#IsraelIranConflict Iranian Sanctions & Crypto Market Access
Since the U.S. withdrawal from the Iran nuclear deal in May 2018, Washington has intensified sanctions on Iran—including its financial sector and cryptocurrency dealings. On December 5, 2018, the U.S. Treasury’s Office of Foreign Assets Control (OFAC) sanctioned two Iranian-linked Bitcoin addresses tied to ransomware—marking the first time it targeted crypto wallets (nasdaq.com).
In August 2018, anticipating sanctions, Iran’s government pursued a state-backed crypto, and on August 9, 2022, it processed a $10 million import order via crypto—a move Reuters confirmed as a strategic effort to bypass sanctions (euronews.com).
U.S. enforcement has ramped up: on November 28, 2022, OFAC fined Kraken $362,159 for over 800 transactions tied to Iranian users between October 2015 and June 2019 (axios.com). In May 2023, Poloniex paid $7.6 million for failure to block sanctioned users—including Iranians (decryptregulations.com).

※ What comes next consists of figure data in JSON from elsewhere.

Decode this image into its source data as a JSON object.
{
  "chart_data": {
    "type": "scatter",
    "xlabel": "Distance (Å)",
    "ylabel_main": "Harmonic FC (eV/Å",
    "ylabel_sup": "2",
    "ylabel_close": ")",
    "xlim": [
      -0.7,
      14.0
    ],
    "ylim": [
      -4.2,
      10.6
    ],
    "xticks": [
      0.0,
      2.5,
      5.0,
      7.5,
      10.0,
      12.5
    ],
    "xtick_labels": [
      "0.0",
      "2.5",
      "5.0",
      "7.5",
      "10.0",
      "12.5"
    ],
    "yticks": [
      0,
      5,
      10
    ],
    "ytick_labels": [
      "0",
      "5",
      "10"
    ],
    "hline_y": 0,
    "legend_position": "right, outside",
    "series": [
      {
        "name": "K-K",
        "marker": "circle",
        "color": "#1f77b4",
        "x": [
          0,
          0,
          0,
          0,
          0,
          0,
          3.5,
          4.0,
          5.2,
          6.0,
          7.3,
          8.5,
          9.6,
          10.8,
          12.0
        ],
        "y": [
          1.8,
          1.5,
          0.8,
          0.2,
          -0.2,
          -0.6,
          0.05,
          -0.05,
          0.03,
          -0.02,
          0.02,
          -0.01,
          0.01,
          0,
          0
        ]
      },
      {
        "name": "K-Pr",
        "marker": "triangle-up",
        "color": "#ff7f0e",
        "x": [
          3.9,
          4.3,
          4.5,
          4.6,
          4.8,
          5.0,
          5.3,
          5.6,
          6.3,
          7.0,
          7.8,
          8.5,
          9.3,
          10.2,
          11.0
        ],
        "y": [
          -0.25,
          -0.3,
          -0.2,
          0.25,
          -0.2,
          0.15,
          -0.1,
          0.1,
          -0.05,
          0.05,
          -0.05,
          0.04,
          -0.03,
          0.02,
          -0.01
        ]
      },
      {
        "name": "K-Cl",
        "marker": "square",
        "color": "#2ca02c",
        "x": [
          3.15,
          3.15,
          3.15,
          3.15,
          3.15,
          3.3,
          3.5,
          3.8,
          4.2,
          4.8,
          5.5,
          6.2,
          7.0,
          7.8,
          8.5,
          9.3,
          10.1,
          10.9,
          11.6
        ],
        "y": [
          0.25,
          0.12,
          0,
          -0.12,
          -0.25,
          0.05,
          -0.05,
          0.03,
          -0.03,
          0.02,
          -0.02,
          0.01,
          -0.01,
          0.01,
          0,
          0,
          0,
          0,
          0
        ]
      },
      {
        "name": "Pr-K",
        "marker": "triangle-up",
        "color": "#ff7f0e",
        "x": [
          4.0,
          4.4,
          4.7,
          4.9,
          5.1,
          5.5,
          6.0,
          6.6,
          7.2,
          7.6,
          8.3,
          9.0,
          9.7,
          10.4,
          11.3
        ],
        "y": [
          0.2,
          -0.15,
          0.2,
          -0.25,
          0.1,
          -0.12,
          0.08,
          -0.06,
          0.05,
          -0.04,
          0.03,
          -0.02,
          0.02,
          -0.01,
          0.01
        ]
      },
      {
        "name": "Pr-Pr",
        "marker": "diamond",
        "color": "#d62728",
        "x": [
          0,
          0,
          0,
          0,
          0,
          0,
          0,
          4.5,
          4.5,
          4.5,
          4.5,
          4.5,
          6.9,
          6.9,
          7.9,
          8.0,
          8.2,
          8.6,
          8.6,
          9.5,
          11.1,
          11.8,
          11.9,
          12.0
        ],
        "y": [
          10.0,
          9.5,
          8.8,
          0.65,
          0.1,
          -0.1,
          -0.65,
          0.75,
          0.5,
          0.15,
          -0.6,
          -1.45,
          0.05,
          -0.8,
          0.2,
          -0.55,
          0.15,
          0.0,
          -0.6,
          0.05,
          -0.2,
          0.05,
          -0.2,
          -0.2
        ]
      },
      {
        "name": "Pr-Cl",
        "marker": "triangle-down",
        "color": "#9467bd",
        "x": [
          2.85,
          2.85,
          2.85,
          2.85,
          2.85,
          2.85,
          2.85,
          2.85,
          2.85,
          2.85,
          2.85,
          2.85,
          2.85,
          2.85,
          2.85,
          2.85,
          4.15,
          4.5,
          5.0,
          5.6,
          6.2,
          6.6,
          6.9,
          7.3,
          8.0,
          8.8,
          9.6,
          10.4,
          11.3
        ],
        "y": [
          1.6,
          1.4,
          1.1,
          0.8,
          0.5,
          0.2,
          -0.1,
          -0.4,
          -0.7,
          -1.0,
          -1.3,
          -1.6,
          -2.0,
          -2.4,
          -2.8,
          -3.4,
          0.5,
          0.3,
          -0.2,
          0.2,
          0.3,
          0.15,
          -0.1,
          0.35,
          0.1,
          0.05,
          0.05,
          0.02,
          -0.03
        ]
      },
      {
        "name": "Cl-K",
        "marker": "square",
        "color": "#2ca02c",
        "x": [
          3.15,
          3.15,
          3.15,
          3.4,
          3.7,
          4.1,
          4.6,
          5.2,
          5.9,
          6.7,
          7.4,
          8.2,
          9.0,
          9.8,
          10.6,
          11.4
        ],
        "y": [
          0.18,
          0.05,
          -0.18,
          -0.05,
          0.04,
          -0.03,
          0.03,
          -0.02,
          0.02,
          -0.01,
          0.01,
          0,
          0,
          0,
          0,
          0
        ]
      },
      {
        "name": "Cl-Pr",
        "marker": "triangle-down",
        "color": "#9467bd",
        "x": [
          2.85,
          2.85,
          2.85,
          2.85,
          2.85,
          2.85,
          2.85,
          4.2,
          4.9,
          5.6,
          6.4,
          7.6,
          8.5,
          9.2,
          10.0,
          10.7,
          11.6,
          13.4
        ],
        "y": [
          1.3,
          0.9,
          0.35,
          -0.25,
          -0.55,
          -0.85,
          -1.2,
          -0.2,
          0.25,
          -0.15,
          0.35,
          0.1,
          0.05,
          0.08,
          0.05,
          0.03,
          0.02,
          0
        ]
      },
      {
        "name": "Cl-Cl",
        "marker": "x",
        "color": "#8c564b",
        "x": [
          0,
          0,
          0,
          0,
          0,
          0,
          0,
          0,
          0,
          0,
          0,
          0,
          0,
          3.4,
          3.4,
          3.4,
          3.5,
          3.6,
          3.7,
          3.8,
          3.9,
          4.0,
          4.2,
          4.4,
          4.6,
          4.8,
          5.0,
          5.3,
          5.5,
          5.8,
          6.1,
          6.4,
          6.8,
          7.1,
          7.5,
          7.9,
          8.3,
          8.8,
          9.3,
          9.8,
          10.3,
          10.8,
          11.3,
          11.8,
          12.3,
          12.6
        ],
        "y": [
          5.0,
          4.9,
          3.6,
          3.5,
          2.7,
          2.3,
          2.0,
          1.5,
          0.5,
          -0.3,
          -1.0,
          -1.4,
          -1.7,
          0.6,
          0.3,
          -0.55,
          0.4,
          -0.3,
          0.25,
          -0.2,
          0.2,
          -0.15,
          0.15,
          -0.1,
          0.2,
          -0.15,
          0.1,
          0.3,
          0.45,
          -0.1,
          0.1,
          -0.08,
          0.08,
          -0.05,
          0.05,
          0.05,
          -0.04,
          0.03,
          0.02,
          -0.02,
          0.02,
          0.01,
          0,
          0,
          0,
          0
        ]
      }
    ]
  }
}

The biggest blow came in November 2023, when Binance agreed to a $4.3 billion settlement. U.S. authorities found the exchange enabled nearly $900 million in transactions between U.S. and Iranian users from 2018 to 2022 (iranintl.com).
Meanwhile, Iran’s Central Bank has repeatedly imposed and lifted fiat-to-crypto restrictions—especially spotlighting late 2024 controls and the January 2025 licensing framework—tightening oversight as digital asset use grows domestically (crystalintelligence.com).
These chronological developments show how sanctions and enforcement have shaped Iran’s crypto landscape—from early wallet designations in 2018 to major fines by 2023. Despite aggressive regulation, Iranians continue using crypto to preserve value and maintain global trade links.